Freight in Freefall: European Rail Cargo Sector Faces Crisis Amid Road Competition and Slow Digital Uptake
photo: Rob Reedman / Flickr/Rail freight
21 / 07 / 2025

European rail freight is under unprecedented strain, losing ground to road transport even as overall cargo volumes climb. Experts warn that without swift support and accelerated digital upgrades, the sector risks further decline, threatening sustainability goals and supply chain resilience.

According to a new market analysis by SCI Rail, the share of rail freight transport in Europe fell to just 16.4% in 2023, continuing a long-term decline that stands in stark contrast to EU climate objectives and its stated commitment to shifting freight to more sustainable modes. Rail has lost nearly 2.5 percentage points of market share in recent years, and even the forecasted 1.3% annual growth by 2030 is now under threat due to unfavourable market conditions.

Source: SCI Verkehr

The report points out how former state-owned freight divisions across Europe are squeezed between underfunded infrastructure and intensive EU regulatory demands. Construction-related detours and disrupted network connectivity, especially in Germany, have made rail transport less predictable and less attractive compared to road freight.

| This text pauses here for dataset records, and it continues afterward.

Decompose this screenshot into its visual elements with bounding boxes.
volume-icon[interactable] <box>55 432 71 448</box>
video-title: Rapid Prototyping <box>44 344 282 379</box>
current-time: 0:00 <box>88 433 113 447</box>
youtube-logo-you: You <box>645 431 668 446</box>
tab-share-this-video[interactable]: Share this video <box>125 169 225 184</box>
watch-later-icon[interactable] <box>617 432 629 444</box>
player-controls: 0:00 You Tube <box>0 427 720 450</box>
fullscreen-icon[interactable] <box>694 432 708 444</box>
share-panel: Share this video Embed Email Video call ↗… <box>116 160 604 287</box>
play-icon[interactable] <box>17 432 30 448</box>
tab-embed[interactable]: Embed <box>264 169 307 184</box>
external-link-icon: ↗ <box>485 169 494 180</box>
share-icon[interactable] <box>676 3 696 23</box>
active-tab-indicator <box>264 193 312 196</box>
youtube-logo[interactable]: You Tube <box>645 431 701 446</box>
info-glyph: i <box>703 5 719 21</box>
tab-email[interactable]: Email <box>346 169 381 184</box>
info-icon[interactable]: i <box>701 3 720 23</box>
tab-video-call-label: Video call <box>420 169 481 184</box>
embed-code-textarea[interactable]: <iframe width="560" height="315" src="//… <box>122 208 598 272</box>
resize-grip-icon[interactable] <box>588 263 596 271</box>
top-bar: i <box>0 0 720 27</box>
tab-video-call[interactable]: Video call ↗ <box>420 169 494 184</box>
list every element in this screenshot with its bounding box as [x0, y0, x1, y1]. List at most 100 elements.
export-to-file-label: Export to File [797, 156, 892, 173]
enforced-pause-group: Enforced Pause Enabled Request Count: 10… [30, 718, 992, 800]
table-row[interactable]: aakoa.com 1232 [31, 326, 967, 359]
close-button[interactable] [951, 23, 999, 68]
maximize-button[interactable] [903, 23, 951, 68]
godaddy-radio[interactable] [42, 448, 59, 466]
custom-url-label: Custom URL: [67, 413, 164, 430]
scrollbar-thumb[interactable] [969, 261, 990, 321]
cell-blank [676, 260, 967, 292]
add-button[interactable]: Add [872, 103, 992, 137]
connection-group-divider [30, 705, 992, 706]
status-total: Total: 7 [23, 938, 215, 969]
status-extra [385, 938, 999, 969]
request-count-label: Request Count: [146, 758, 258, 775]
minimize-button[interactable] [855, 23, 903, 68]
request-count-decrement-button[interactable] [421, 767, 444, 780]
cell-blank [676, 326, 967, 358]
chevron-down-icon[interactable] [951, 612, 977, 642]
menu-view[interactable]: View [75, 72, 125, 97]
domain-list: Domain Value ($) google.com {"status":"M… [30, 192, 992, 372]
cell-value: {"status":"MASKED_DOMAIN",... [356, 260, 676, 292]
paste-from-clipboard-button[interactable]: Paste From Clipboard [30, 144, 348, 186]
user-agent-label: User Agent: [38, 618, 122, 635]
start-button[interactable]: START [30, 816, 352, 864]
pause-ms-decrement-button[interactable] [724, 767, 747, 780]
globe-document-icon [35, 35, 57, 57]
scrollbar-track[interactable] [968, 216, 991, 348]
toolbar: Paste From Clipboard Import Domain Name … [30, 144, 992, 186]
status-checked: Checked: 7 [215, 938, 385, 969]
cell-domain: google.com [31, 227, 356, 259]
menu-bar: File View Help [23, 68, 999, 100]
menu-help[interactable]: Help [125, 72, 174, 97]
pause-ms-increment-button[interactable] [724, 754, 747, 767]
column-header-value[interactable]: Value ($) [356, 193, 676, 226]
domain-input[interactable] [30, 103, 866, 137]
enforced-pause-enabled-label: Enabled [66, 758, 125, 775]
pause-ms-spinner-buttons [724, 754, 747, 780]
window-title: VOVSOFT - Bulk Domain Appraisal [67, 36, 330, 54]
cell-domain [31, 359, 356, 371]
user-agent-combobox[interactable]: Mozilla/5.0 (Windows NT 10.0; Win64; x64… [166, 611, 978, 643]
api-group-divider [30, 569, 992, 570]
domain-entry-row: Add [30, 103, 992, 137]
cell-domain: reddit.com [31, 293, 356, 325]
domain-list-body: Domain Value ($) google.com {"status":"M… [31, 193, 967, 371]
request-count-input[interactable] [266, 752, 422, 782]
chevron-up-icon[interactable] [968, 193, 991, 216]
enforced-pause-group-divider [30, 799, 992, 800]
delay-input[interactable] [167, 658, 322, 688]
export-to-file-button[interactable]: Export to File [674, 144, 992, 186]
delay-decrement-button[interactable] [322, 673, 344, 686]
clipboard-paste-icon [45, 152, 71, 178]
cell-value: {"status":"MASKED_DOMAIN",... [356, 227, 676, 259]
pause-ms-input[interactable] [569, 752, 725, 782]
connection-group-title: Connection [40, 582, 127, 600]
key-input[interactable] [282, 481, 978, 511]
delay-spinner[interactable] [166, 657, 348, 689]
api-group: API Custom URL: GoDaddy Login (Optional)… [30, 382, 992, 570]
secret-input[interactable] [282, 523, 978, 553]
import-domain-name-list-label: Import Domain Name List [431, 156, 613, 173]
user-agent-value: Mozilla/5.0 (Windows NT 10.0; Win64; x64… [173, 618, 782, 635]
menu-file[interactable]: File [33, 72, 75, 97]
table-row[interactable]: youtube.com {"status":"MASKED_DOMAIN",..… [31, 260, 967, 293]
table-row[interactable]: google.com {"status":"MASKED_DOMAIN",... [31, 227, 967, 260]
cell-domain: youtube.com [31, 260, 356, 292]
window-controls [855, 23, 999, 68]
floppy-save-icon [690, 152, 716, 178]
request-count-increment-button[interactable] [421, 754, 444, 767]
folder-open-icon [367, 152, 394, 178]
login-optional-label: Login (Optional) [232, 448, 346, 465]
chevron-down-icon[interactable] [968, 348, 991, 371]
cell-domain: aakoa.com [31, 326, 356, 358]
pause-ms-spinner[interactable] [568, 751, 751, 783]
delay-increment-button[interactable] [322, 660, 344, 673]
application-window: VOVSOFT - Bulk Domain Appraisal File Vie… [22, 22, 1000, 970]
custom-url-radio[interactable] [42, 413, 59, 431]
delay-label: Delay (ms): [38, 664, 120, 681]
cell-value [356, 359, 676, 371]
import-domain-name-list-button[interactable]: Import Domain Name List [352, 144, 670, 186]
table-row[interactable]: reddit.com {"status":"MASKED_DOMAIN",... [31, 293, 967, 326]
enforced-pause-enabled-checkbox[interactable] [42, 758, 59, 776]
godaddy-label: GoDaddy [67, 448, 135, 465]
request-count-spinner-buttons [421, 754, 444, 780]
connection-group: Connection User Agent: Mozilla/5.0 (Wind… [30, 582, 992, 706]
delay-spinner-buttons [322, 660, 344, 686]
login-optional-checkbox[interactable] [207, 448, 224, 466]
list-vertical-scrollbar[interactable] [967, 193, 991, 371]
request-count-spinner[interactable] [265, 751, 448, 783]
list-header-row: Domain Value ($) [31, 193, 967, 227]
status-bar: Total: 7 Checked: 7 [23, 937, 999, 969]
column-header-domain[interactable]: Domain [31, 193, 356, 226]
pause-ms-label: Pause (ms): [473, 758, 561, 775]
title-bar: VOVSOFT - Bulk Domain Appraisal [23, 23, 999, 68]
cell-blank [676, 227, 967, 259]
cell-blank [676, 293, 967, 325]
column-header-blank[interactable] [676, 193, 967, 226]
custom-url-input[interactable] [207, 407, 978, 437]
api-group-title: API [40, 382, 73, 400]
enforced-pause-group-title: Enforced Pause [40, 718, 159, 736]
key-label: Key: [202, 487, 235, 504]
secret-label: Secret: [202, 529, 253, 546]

Profitability Elusive for Most Operators

The economic picture is equally grim. In 2024, DB Cargo reported a loss of €0.52 per tonne-kilometre (tkm), while SBB Cargo posted -€0.44/tkm and PKP Cargo had the weakest performance at -€2.92/tkm. Only Rail Cargo Group came close to breaking even at -€0.04/tkm, and Rail Logistics Europe was the sole operator to post a profit of €0.60/tkm.

Despite overall stagnation, intermodal transport is showing signs of a rebound. After a 7.3% drop in 2023, a 4.7% increase is expected in 2024. Growth is driven by container flows from Eastern Europe and a rising volume of military shipments. Still, performance remains below the pre-decline average of 2% annual growth. Market dynamics are also shifting. Major logistics companies and retailers are increasingly launching their own rail services, bypassing traditional freight operators to build more resilient supply chains.

Digitalisation: Slow but Critical

While innovation is often promoted as the solution, experts stress that success depends on long-term strategic investment. Major undertakings like Digital Automatic Coupling (DAC) and the European Train Control System (ETCS) involve high costs and slow return on investment. By contrast, quicker digitalisation projects—such as terminal automation and personnel deployment optimisation systems—are already delivering efficiency gains, boosting capacity, and reducing resource use. These developments could play a crucial role in reviving competitiveness in the near future.

The SCI Verkehr study concludes that despite some resilient segments, the European rail freight sector remains under intense structural, financial, and operational pressure. Without targeted financial support and the swift deployment of practical digital tools, the industry risks further marginalisation in Europe's transport mix. If the EU’s goal of a climate-neutral, competitive, and integrated transport system is to be realised, rail freight must no longer be left behind.